On January 11, the Supreme Court will hear oral arguments in the case of Friedrichs v. California Teachers Association, which centers around public sector unions and the first amendment.
The Mackinac Center Legal Foundation filed an amicus brief in the case, arguing that when a union bargains with the government, all its activities are inherently political. Forcing a worker to subsidize those activities is therefore a violation of that worker's first amendment rights.
F. Vincent Vernuccio, director of labor policy at the Mackinac Center, published an op-ed about the case on FoxNews.com on January 11:
The legal precedent at work here is a 1977 Supreme Court case, Abood v. Detroit Board of Education, which gives public sector union members the right to opt-out of paying the portion of their dues that fund explicitly political speech, but requires them to pay for the portion that covers representation.
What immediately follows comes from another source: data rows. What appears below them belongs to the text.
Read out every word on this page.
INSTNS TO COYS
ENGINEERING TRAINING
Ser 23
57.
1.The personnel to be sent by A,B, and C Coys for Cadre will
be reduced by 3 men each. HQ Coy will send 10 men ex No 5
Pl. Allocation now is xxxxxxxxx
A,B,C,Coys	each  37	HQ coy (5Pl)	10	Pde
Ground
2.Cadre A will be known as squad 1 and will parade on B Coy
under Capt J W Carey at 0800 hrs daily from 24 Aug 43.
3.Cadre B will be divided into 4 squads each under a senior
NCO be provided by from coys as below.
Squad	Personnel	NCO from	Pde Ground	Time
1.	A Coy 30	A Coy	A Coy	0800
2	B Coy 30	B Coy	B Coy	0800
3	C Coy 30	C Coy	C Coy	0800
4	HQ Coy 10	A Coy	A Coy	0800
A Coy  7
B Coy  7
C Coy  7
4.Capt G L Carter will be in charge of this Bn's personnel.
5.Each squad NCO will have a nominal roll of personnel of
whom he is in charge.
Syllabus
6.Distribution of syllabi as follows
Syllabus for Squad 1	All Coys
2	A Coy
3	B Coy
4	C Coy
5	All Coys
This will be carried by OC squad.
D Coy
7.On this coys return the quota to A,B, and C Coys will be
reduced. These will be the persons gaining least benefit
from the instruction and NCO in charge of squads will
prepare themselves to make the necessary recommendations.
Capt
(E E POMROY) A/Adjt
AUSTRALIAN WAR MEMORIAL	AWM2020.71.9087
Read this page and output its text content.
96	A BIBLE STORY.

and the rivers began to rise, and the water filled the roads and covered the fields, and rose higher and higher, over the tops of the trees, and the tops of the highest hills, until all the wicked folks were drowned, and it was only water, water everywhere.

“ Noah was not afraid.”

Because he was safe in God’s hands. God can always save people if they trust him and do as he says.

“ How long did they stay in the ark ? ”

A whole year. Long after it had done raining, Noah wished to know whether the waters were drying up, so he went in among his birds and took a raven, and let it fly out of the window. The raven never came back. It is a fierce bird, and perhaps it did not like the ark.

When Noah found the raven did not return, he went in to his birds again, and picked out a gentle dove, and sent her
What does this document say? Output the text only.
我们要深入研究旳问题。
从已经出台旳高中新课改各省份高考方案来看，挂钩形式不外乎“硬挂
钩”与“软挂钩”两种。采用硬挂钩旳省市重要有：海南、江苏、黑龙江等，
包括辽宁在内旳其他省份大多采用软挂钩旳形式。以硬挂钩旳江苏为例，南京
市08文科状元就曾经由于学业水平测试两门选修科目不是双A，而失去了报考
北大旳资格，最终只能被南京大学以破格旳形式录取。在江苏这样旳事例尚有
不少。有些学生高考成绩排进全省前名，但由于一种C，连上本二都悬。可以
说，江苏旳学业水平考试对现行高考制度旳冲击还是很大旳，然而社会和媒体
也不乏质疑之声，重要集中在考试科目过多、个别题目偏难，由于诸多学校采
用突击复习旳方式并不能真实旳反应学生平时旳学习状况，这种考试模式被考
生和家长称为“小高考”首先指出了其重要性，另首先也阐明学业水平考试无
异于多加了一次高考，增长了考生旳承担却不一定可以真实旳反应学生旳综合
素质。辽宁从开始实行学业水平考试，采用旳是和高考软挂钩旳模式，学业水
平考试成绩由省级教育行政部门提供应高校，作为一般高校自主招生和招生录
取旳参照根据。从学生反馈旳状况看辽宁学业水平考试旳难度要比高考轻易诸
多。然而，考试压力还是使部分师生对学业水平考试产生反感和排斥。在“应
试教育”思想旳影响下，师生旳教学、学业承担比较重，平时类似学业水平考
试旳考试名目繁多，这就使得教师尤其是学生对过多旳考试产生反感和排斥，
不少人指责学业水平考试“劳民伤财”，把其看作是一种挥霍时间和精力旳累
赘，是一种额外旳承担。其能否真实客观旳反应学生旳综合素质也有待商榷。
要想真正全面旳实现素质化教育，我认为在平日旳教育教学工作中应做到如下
The court’s logic at the time was that, if employees were given the choice of whether or not to pay dues to their union, very few would do so — thus harming the union’s ability to collectively bargain.
With the benefit of hindsight, we know that these fears were overblown. As of 2015, employees in 25 right-to-work states can exercise the right that Friedrichs seeks, to completely opt out of paying dues or fees to a union they don’t support. Research from the Mackinac Center shows that only about one in five unionized employees in these states exercise this right.
If the Supreme Court rules in favor of Friedrichs, all government employees can still remain in their union and the union can still bargain collectively. The decision will only affect public employees in about half the states, giving those workers the same rights as workers in the other half. The only thing that will change is that a government union can no longer get a public employee fired for not paying them.
The full article is available on the Fox News website.
Philly.com and the Huffington Post quoted Vernuccio in articles describing the case. The Supreme Court is expected to announce its decision sometime this summer.